2. How groundbreaking is the project?
This award should honor innovations that have an impact in many different, maybe small ways. It could honor efforts to expand or build an audience around a topic, such as NPR’s Project Argo with its localized, topic-based blog network. These are ideas that expand our idea of storytelling and are used every day in newsrooms.
The award could also honor journalists or news organizations that show how new mediums can be used for journalism. Andy Carvin comes to mind: With his Twitter feed, he shows how social media can be used for what’s essentially beat reporting, while opening the process of newsgathering to the audience. These ideas can be implemented in many ways across different newsrooms.
ONA took a step in that direction last year when they honored NPR for developing its API, which will allow NPR to build future innovations on top of it.
3. Is the project entrepreneurial?
The collapse of the news business model is one of the biggest changes sweeping the news industry. That requires journalists and news organizations to think more entrepreneurial, to find new ways to reach audiences and make money off of their products.
I hear the purists screaming: How can you call journalism a product? I’m as passionate about journalism as anyone you’ll find. I strongly believe in giving a voice to the voiceless, in telling stories of impact and importance to people. I also think it’s painfully obvious that we won’t be able to tell those stories anymore unless we find new ways to pay for the work it takes to create them.
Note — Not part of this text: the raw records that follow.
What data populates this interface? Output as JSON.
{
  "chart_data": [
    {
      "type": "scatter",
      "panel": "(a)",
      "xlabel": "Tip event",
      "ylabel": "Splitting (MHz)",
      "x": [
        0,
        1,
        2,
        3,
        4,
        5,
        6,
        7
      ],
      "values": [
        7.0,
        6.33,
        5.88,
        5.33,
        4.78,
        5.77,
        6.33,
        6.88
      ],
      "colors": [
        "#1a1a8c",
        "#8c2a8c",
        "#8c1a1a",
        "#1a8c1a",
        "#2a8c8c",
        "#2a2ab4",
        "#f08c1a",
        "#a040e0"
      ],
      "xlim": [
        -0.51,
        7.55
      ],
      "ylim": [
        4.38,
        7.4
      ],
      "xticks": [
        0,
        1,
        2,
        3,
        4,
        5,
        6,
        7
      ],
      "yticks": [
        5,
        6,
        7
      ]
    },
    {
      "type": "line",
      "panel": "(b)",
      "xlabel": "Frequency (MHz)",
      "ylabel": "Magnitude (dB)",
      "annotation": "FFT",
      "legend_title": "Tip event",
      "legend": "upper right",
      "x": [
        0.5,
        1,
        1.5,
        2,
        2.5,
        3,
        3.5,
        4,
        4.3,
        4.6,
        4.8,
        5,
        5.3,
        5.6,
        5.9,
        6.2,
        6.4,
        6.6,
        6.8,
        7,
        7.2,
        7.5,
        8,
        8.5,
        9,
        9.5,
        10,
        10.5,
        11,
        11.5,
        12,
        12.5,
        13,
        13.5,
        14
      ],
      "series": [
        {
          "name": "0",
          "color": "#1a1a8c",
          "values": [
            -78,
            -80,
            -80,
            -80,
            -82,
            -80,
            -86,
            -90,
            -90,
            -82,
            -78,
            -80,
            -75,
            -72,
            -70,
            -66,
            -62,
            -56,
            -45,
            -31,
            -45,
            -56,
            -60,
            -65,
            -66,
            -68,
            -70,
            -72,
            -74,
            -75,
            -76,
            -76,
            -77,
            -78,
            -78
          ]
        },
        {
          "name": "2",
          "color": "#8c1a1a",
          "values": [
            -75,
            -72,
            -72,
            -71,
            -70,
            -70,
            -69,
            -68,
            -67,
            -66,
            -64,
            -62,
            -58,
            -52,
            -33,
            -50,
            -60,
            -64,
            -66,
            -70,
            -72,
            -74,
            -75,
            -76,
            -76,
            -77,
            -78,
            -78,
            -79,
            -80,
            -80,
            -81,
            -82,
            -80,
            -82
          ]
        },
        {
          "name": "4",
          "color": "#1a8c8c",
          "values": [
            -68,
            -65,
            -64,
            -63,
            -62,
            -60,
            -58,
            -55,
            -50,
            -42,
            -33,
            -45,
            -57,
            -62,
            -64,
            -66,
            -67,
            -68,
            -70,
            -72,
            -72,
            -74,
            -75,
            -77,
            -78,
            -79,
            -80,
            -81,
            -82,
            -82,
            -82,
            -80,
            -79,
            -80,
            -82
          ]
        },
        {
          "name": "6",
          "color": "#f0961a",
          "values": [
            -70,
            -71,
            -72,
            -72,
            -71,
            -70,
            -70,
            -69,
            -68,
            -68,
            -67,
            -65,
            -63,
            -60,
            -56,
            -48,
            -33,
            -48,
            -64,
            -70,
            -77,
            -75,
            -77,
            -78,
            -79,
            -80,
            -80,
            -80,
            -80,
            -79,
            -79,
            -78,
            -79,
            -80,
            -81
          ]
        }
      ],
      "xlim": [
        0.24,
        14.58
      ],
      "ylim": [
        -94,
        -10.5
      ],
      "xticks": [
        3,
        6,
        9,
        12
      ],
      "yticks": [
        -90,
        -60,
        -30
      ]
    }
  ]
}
Journalists’ aversion against the business side of journalism has hurt us – we need smart journalists passionate about their work to have a hand in figuring out how we will make money off news in the future. (This was one of the aspects that elicited the most passionate discussion on the JCARN listserv). We’re missing an opportunity to take advantage of the changes in our industry.
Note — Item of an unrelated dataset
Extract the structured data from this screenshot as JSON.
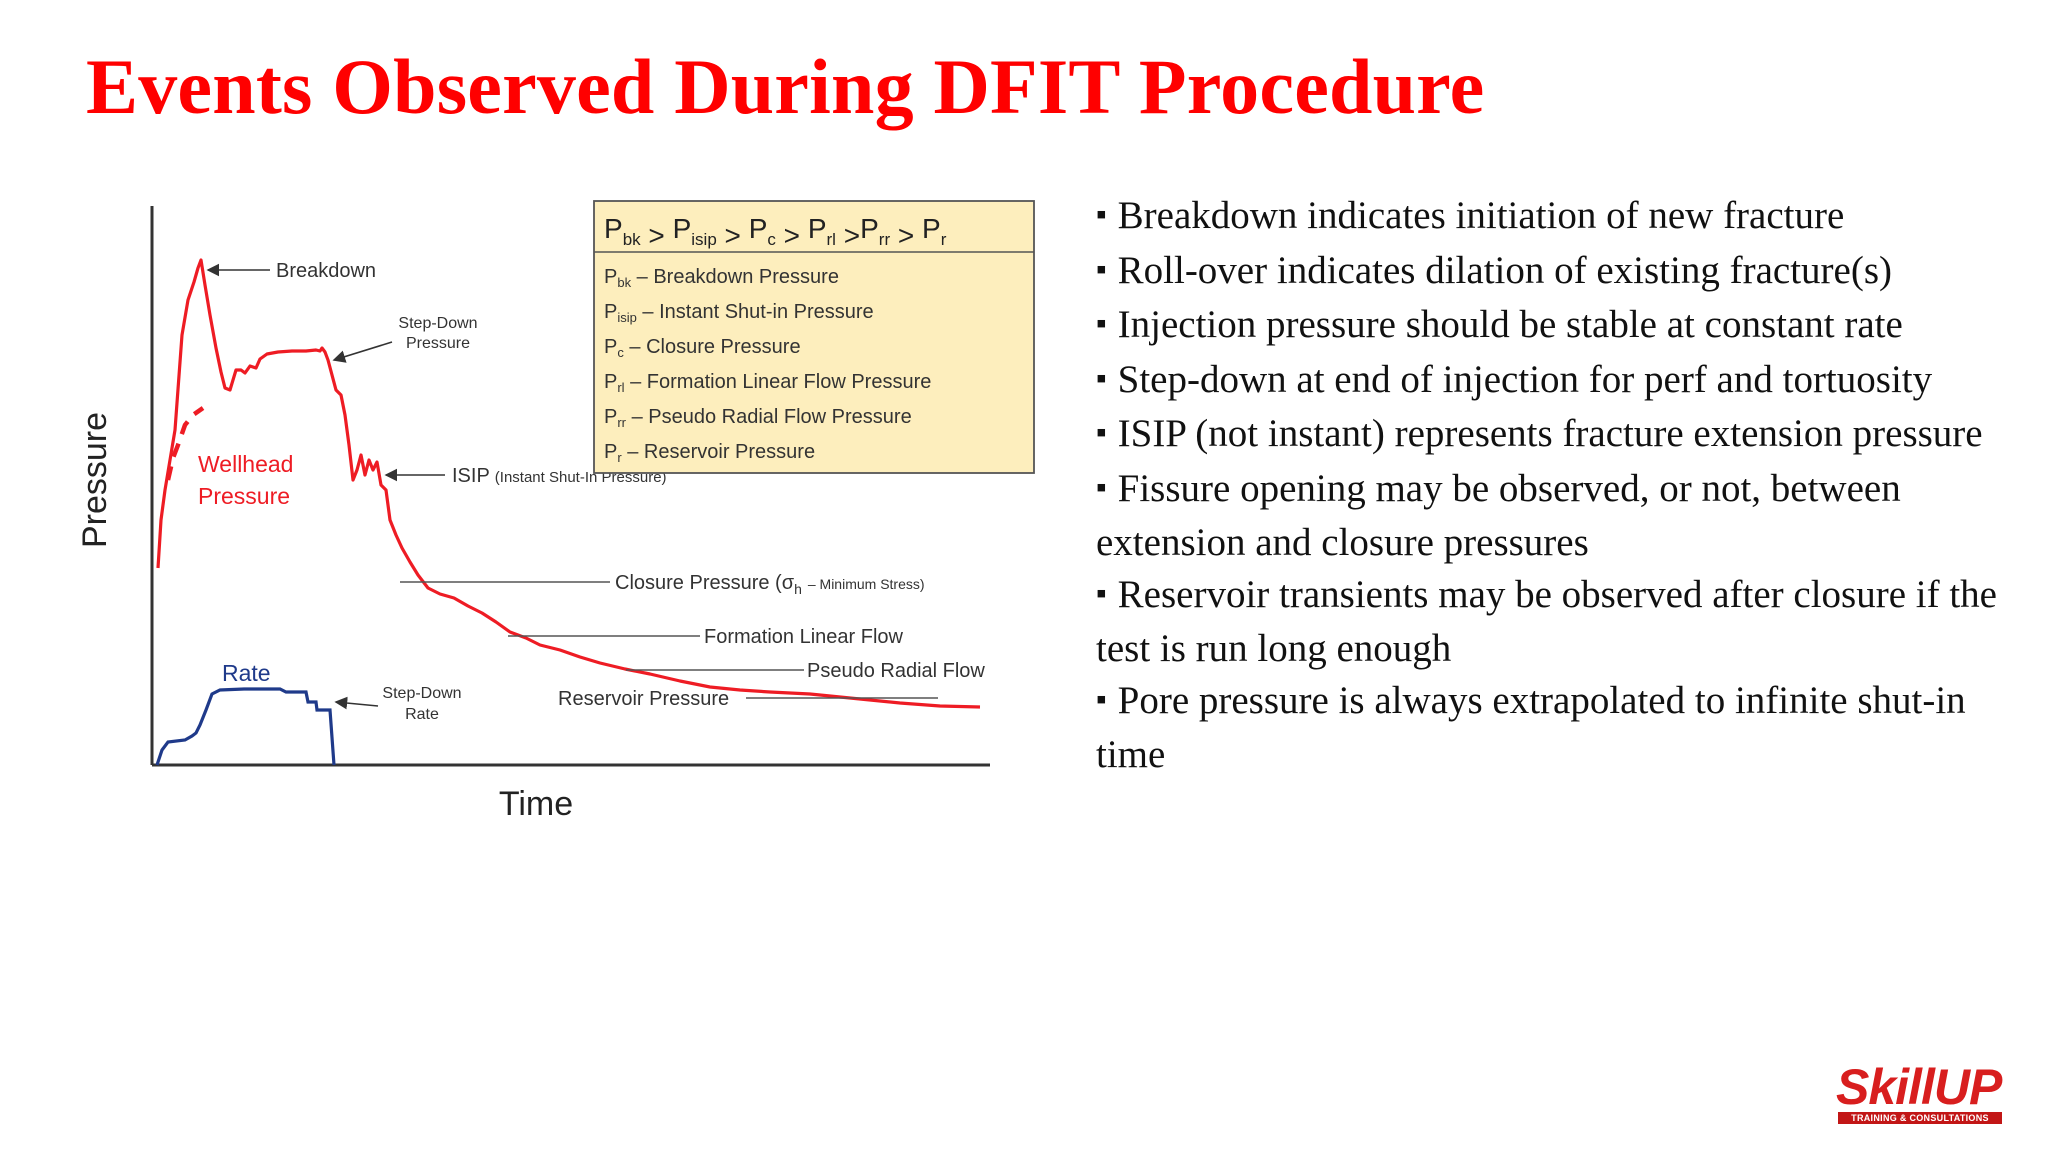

Therefore, I think journalism awards should honor innovative forms to reach audiences and frontier work on finding new revenue streams.
Encouraging innovation
Entrepreneurialism, building new ways to reach audiences, groundbreaking, sustainable innovation and making appropriate use of each medium — those are my ideas for what journalism awards should encourage. I believe that honoring outstanding work in these areas will help our industry adapt to the changing media landscape.
Of course, that doesn’t discount excellent reporting, compelling stories and creative storytelling. These qualities will always be the building blocks of journalism. I didn’t mention them specifically because they go without saying, don’t they?
What do you think? Would these points filter out prize-worthy journalism? What other qualities would you add?
Update: Host Lisa Williams has written a summary of all posts in this #JCARN round. From pushing innovation to focusing on the fundamentals again to rewarding those who think outside the box, it’s all there.